How Halloween Leftovers Led To The Creation Of Caramel Apples

Apples have quite the history. From the moment Dionysus gave one of these juicy fruits to Aphrodite to when Eve plucked one from the tree of knowledge, this fruit has forever been linked to love and affection, forbidden or otherwise, according to Symbolsage.com. But when Halloween rolls around, apples are linked to another type of love — the candied or caramel variety. But, how did apples become so connected with this day of trick-or-treating? Joan Morgan, author of The New Book of Apples, told NPR, "Apples, apple peels, and even pips have long been used to peer into the romantic future." In fact, Morgan goes on to explain that's why we bob for apples on the holiday, to determine future couplings.

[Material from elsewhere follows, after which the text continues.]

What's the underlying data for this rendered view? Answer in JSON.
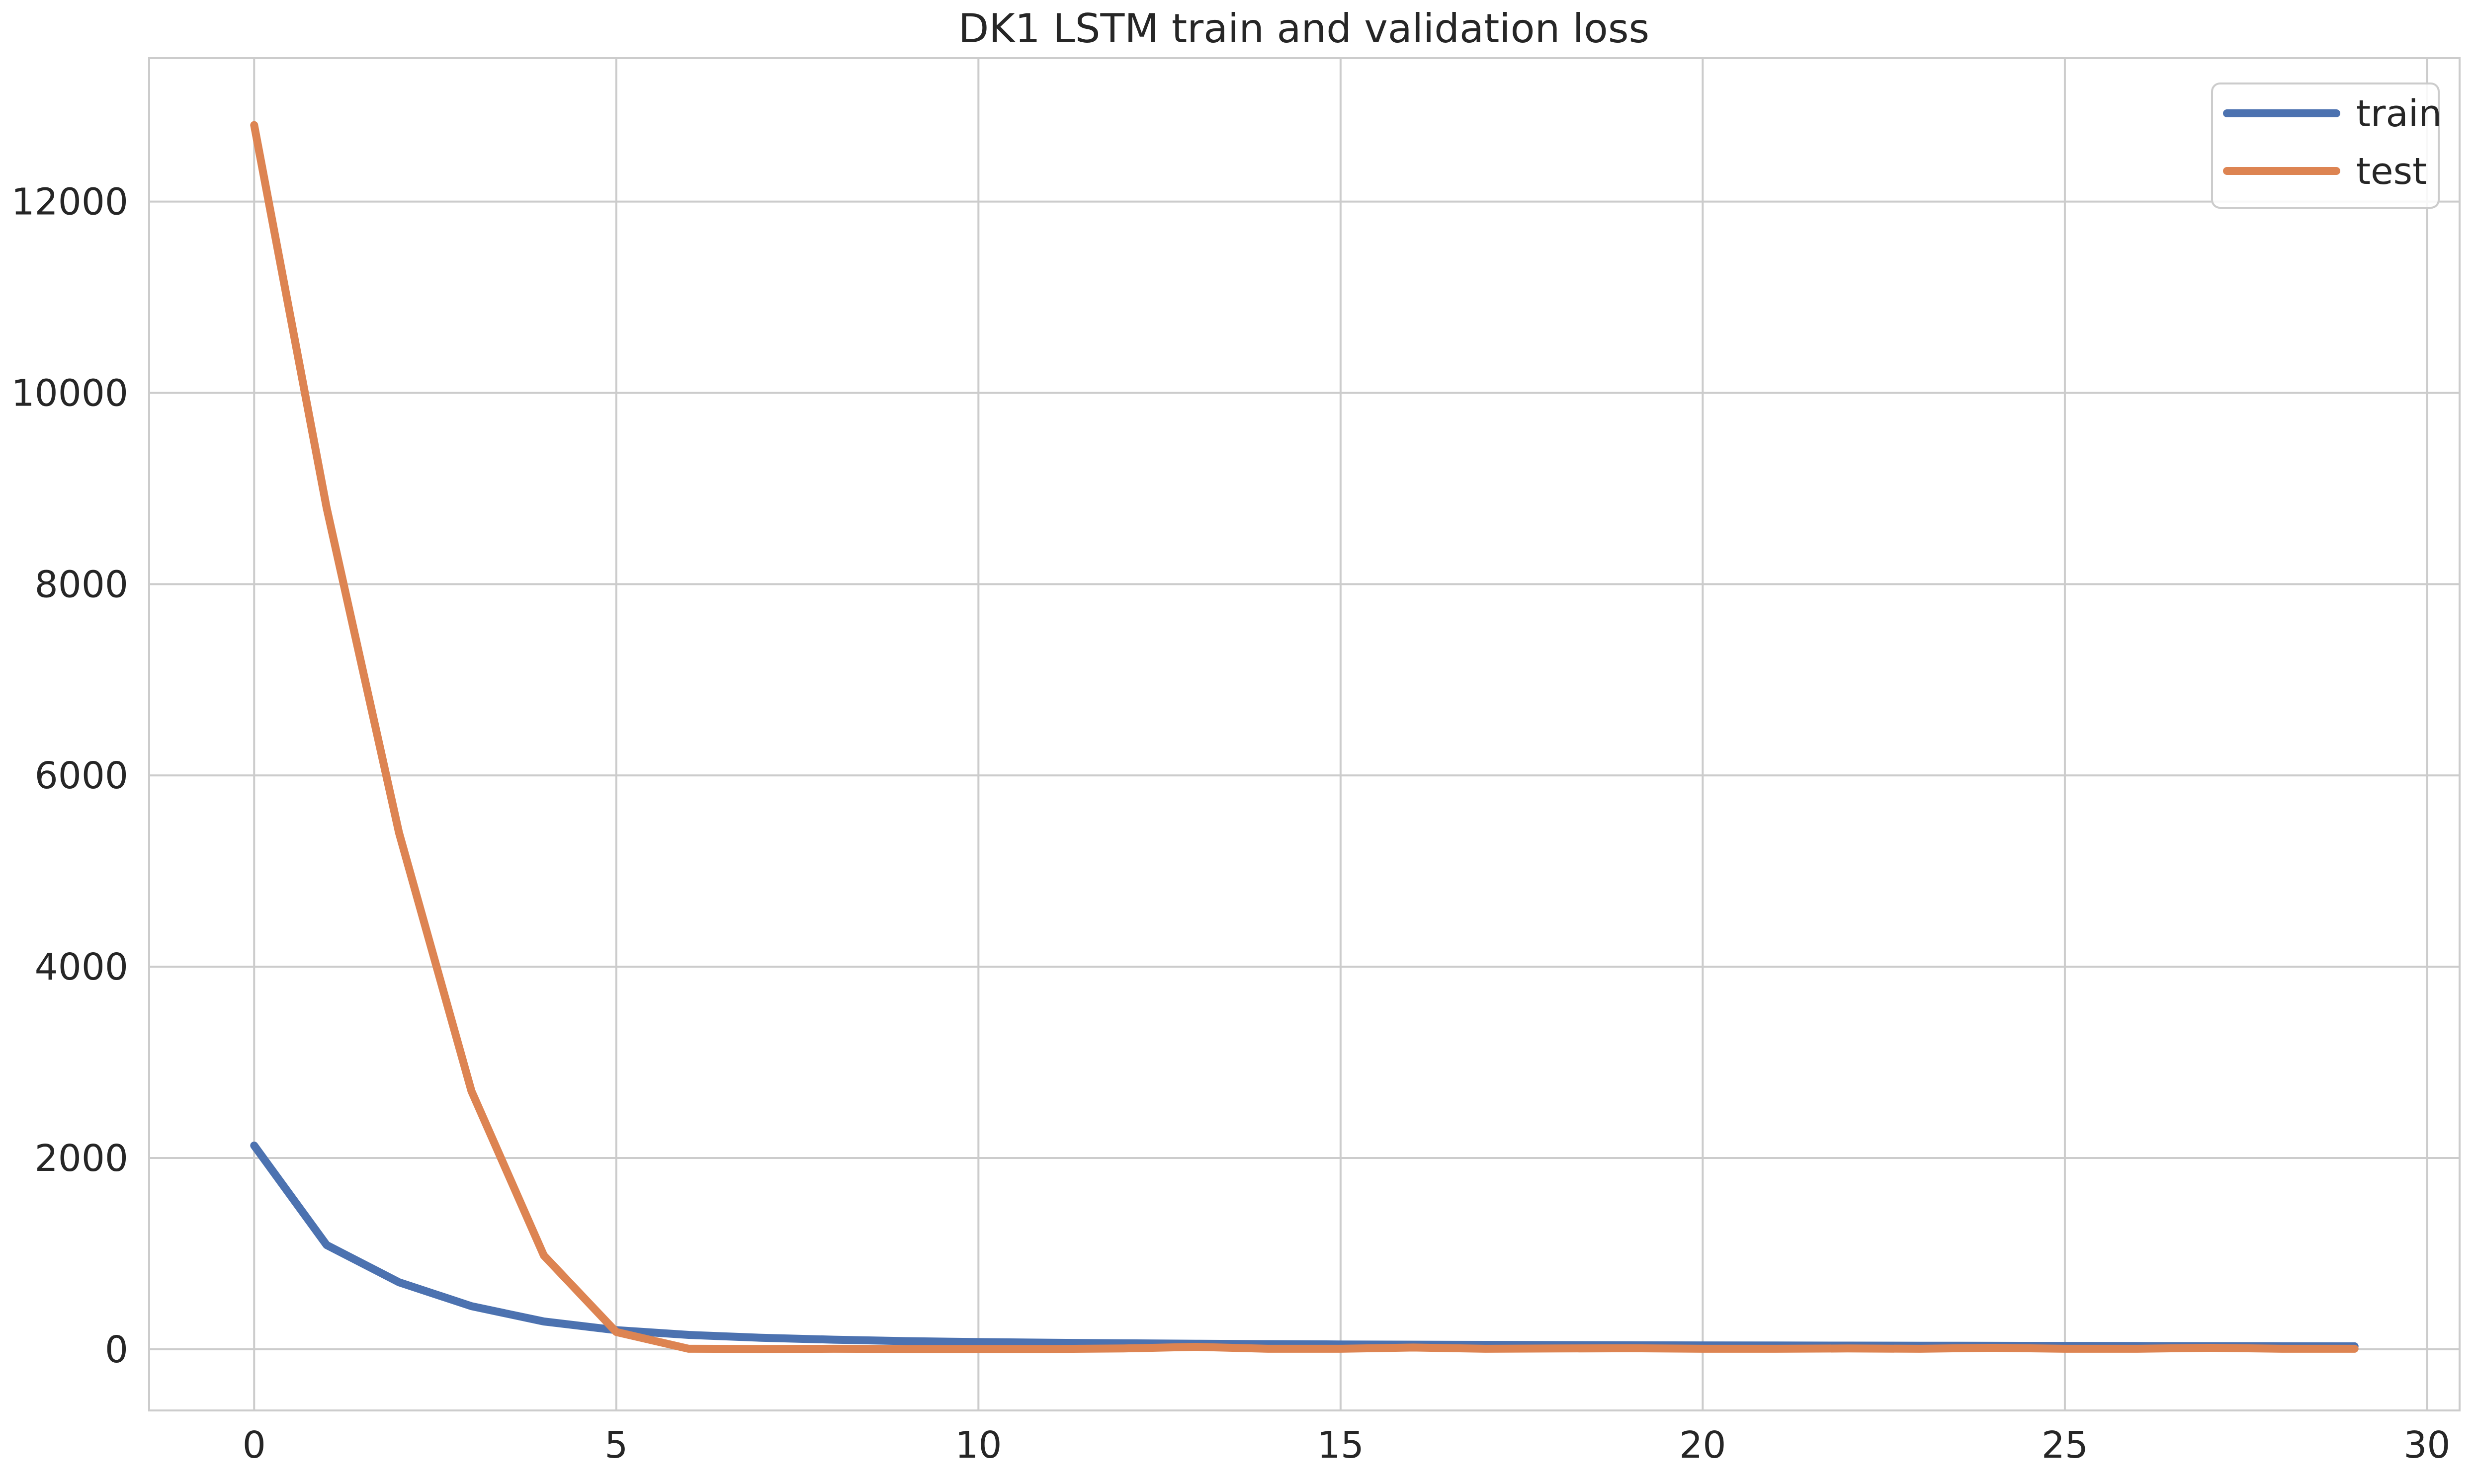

So, when did candied and caramel apples make their debut and their mark on All Hallows' Eve? NPR says these delicious treats are a little more modern in nature. In fact, we would have to wait until the early 1900s for candied apples — aka apples dipped in a liquid sugar — to become a thing. Per Gold Medal Popcorn, it was almost another 50 years after that when caramel apples were invented. But once these sweet apples made their presence known, there was no going back.   

A Kraft employee came up with the first caramel apple

According to Gold Medal Popcorn, it wasn't until the 1950s that we got to experience the sweet sensation of hardened caramel wrapped around an apple. In fact, it was our favorite makers of Mac and Cheese that would lead the way. An employee of Kraft Foods named Dan Walker is credited with inventing the caramel apple. And as with most great inventions, it was by pure accident. It's said the caramel apple came about after Walker was using a little ingenuity with figuring out how to use up some leftover Halloween caramels. As the story goes, Walker melted them to form a sticky liquid that he then dipped the apples in. Of course, that's all it took and the seasonal treat was born. 

Per Gold Medal Popcorn, caramel apples were dipped by hand until 1960 — that's when the first machine was created by Vito Raimondi of Chicago to handle all the dipping. According to Southern Living, if you want to treat your family to a homemade version of this nostalgic Halloween treat (which also makes a fun activity to do with kids), you'll want to choose the right type of apple as that's what really makes or breaks this spooky and fruity treat. The article suggests that Granny Smith is the apple of preference since its tart qualities will counter some of the sweetness, and they strongly caution against using an overly sweet and soft apple like Red Delicious that can become mealy.